Why not replace existing buildings wholesale? What’s the advantage to reusing buildings?

Regeneration has many benefits not just related to cost that shouldn’t be ignored. In sustainability terms, it makes more sense to reuse a building because you’re saving a lot of embodied carbon already there from day one – far more carbon efficient than using new materials.

What do you think is the biggest emerging opportunity  for decarbonising existing buildings?

From a carbon engineering view, the big opportunity  will be the high street. After the struggles retail shops have faced during the pandemic, it’s no longer about making high streets a place where people have to shop, but rather, designing a high street people want to visit for recreation and enjoyment. Recent changes to the UK’s planning system that make it easier to convert retail uses to residential may further spice things up. The question is, how do you re-engineer spaces meant for retail into other uses sustainably and energy-efficiently?

Do high performance buildings make financial sense to invest into?

They have for a long time, especially buildings that need to exist well into the longer term.
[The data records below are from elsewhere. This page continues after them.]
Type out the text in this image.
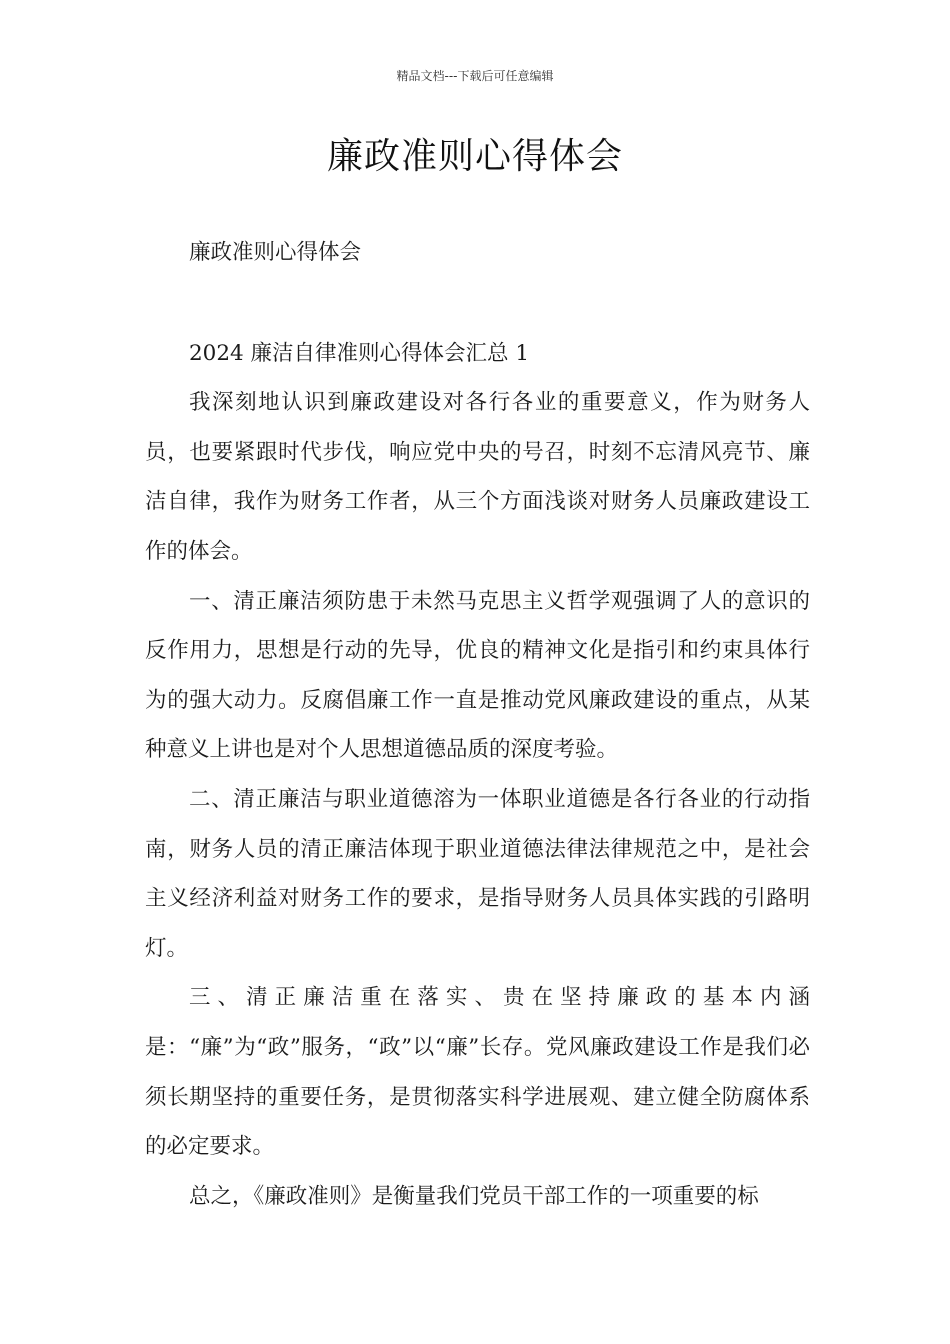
精品文档---下载后可任意编辑
廉政准则心得体会

廉政准则心得体会

2024 廉洁自律准则心得体会汇总 1

我深刻地认识到廉政建设对各行各业的重要意义，作为财务人员，也要紧跟时代步伐，响应党中央的号召，时刻不忘清风亮节、廉洁自律，我作为财务工作者，从三个方面浅谈对财务人员廉政建设工作的体会。

一、清正廉洁须防患于未然马克思主义哲学观强调了人的意识的反作用力，思想是行动的先导，优良的精神文化是指引和约束具体行为的强大动力。反腐倡廉工作一直是推动党风廉政建设的重点，从某种意义上讲也是对个人思想道德品质的深度考验。

二、清正廉洁与职业道德溶为一体职业道德是各行各业的行动指南，财务人员的清正廉洁体现于职业道德法律法律规范之中，是社会主义经济利益对财务工作的要求，是指导财务人员具体实践的引路明灯。

三、清正廉洁重在落实、贵在坚持廉政的基本内涵是：“廉”为“政”服务，“政”以“廉”长存。党风廉政建设工作是我们必须长期坚持的重要任务，是贯彻落实科学进展观、建立健全防腐体系的必定要求。

总之，《廉政准则》是衡量我们党员干部工作的一项重要的标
A university’s campus may exist for decades and in the same ownership, in which case reducing energy consumption with a potential ten-year payback makes sense. But if you are buying and selling property, or building to sell there’s little incentive to embed sustainability measures with a longer payback until the purchaser, tenant, or market demands a low-energy, highly sustainable building. So it is back to Microsoft as tenants and in the case of residential development a wider acceptance and market perception which will drive an uptake of sustainability especially in existing building stock portfolios.

How will high performance buildings ultimately succeed?
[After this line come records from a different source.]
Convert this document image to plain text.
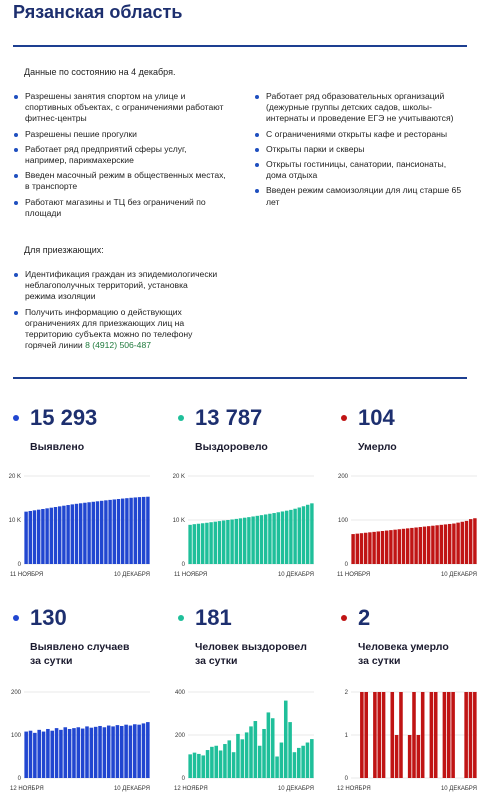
Рязанская область
Данные по состоянию на 4 декабря.
Разрешены занятия спортом на улице и спортивных объектах, с ограничениями работают фитнес-центры
Разрешены пешие прогулки
Работает ряд предприятий сферы услуг, например, парикмахерские
Введен масочный режим в общественных местах, в транспорте
Работают магазины и ТЦ без ограничений по площади
Работает ряд образовательных организаций (дежурные группы детских садов, школы-интернаты и проведение ЕГЭ не учитываются)
С ограничениями открыты кафе и рестораны
Открыты парки и скверы
Открыты гостиницы, санатории, пансионаты, дома отдыха
Введен режим самоизоляции для лиц старше 65 лет
Для приезжающих:
Идентификация граждан из эпидемиологически неблагополучных территорий, установка режима изоляции
Получить информацию о действующих ограничениях для приезжающих лиц на территорию субъекта можно по телефону горячей линии 8 (4912) 506-487
15 293
Выявлено
13 787
Выздоровело
104
Умерло
130
Выявлено случаев
за сутки
181
Человек выздоровел
за сутки
2
Человека умерло
за сутки
0
10 K
20 K
11 НОЯБРЯ	10 ДЕКАБРЯ
0
10 K
20 K
11 НОЯБРЯ	10 ДЕКАБРЯ
0
100
200
11 НОЯБРЯ	10 ДЕКАБРЯ
0
100
200
12 НОЯБРЯ	10 ДЕКАБРЯ
0
200
400
12 НОЯБРЯ	10 ДЕКАБРЯ
0
1
2
12 НОЯБРЯ	10 ДЕКАБРЯ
If you consider how much of our infrastructure came about pre-mobile phones and how much apps have impacted our lives, you start to realise the gap between the old and new ways of designing buildings. The solution lies in bringing the app culture into the building use space. That is where high-performance and smart buildings are going, and it’s an area of development we have looked at for a while now. You can imagine the benefits of booking your electric vehicle charging or controlling the building and its usage via an app interface to achieve minimum carbon usage.

In the end, high performance buildings will  succeed because alongside reduced travel and the banning of car and diesel engines they’re an important part of a strategy to cut emissions.